Medical Writer

Job Description

Overview

Medpace is a scientifically-driven, global, full-service clinical contract research organisation (CRO) providing Phase I-IV clinical development services to the biotechnology, pharmaceutical and medical device industries. Medpace’s mission is to accelerate the global development of safe and effective medical therapeutics through its high-science and disciplined operating approach. We leverage local regulatory and deep therapeutic expertise across all major areas including oncology, cardiology, metabolic disease, endocrinology, central nervous system, anti-viral and anti-infective. Headquartered in Cincinnati, Ohio, Medpace employs approximately 3,000 people across 40 countries.

Job Summary

Our corporate activities are growing rapidly, and we are currently seeking a full-time, office-based senior level Medical Writer to join our Medical Writing/Regulatory Affairs team. This position will work on a team to accomplish tasks and projects that are instrumental to the company’s success. If you want an exciting career where you use your previous expertise and can develop and grow your career even further, then this is the opportunity for you.

Responsibilities

• Write quality clinical study reports, protocols, protocol amendments and potentially other regulatory documents such as clinical development plans, FDA briefing documents, and IND, NDA, and MAA modules;
• Project manage writing assignments with internal teams including medics, statisticians, clinical operations, etc.;
• Coordinate and periodically conduct quality control reviews of documents and maintaining audit trails of changes;
• Provide input on data analysis planning and interpretation;
• Work on new and complex projects with no oversight; and
• Mentor and train less experienced Medical Writers.

Qualifications

• PhD preferred in biology or related field, Masters Degree in a life science considered;
• Significant experience in Medical writing including being the primary author on Ph 1-3 clinical study protocols and clinical study reports under ICH E3 guidance;
• Demonstrated experience in project leadership skills;
• Experienced in Mentoring and training others;
• Prior experience in the clinical research, pharmaceutical;
• Excellent Microsoft office skills, and a high attention to detail; and
• Strong communication skills (both written and oral).

Why Medpace?

When you join Medpace, you become part of a team dedicated to supporting the development of ground breaking drugs and devices. Our employees provide hope for those living with debilitating diseases. We invite you to be a part of something that is impacting millions of people around the globe while enjoying a competitive total compensation and benefits package and internal growth opportunities.

Awards

• Medpace Named a Top Cincinnati Workplace for 2015, 2016, 2017 and 2018 by the Cincinnati Enquirer
• Winner of the ACRP-Avoca CRO Quality Award in 2018
• Recognized with six CRO Leadership Awards from Life Science Leader magazine
• Eagle Award winner - which recognizes outstanding leadership, professionalism, integrity, and dedication to advancing the clinical research profession through strong site partnerships

What to Expect Next

We look forward to receiving your application. A member of our recruitment team will review your qualifications and if interested, you will be contacted for an interview.

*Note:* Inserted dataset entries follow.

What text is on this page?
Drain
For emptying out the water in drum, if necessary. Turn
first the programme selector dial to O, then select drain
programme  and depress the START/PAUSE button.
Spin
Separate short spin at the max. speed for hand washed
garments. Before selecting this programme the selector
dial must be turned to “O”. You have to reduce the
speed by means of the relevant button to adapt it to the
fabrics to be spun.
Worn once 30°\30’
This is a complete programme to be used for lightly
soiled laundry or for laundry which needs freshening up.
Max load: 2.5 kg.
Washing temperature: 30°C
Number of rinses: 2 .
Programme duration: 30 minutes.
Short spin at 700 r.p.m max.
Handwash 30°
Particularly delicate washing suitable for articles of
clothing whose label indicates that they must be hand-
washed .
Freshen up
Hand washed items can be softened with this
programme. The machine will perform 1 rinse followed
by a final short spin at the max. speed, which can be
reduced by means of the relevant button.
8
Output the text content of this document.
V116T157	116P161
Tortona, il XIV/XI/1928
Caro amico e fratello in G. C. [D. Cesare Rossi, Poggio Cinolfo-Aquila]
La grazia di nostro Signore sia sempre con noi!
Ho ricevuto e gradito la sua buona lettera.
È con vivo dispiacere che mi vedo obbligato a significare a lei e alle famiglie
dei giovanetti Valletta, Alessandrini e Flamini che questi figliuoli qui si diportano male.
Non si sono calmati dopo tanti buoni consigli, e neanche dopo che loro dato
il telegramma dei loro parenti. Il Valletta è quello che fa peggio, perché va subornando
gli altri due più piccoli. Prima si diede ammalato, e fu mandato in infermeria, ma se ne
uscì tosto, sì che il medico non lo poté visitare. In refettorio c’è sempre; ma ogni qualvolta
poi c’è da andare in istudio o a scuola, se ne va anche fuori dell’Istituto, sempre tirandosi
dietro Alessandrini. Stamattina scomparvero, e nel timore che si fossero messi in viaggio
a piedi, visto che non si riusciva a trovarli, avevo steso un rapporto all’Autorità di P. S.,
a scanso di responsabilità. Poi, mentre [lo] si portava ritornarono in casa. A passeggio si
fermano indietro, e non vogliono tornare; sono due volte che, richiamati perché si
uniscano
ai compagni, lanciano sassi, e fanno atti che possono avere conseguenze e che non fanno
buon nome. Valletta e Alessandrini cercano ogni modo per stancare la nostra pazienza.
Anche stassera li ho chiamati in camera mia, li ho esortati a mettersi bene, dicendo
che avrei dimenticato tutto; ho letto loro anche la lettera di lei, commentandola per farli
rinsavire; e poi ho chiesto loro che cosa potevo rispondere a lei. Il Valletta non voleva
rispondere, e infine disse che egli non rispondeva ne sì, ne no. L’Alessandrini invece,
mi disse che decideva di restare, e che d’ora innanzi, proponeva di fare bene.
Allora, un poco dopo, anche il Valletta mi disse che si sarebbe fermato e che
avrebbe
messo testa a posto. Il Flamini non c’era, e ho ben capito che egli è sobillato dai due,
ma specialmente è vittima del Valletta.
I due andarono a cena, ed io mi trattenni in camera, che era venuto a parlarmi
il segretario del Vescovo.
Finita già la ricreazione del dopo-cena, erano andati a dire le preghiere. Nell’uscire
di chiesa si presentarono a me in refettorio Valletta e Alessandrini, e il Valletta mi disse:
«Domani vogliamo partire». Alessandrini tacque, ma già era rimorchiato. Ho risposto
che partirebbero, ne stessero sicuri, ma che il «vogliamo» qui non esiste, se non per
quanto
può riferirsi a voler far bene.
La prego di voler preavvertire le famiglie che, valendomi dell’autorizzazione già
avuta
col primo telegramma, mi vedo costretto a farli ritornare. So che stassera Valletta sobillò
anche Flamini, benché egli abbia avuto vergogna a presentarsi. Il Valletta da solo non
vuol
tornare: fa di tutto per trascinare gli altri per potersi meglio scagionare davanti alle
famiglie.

EO/AA Employer M/F/Disability/Vets

*WARNING: Please beware of phishing scams that offer opportunities with Medpace in exchange for sending money. These scammers pose as legitimate employees from actual companies. Please be advised that a Medpace employee will never ask you for a credit card, send you a check, or ask you for any type of payment as part of consideration for a role with our company. All of our careers require that you first complete an online application and go through some sort of interview process.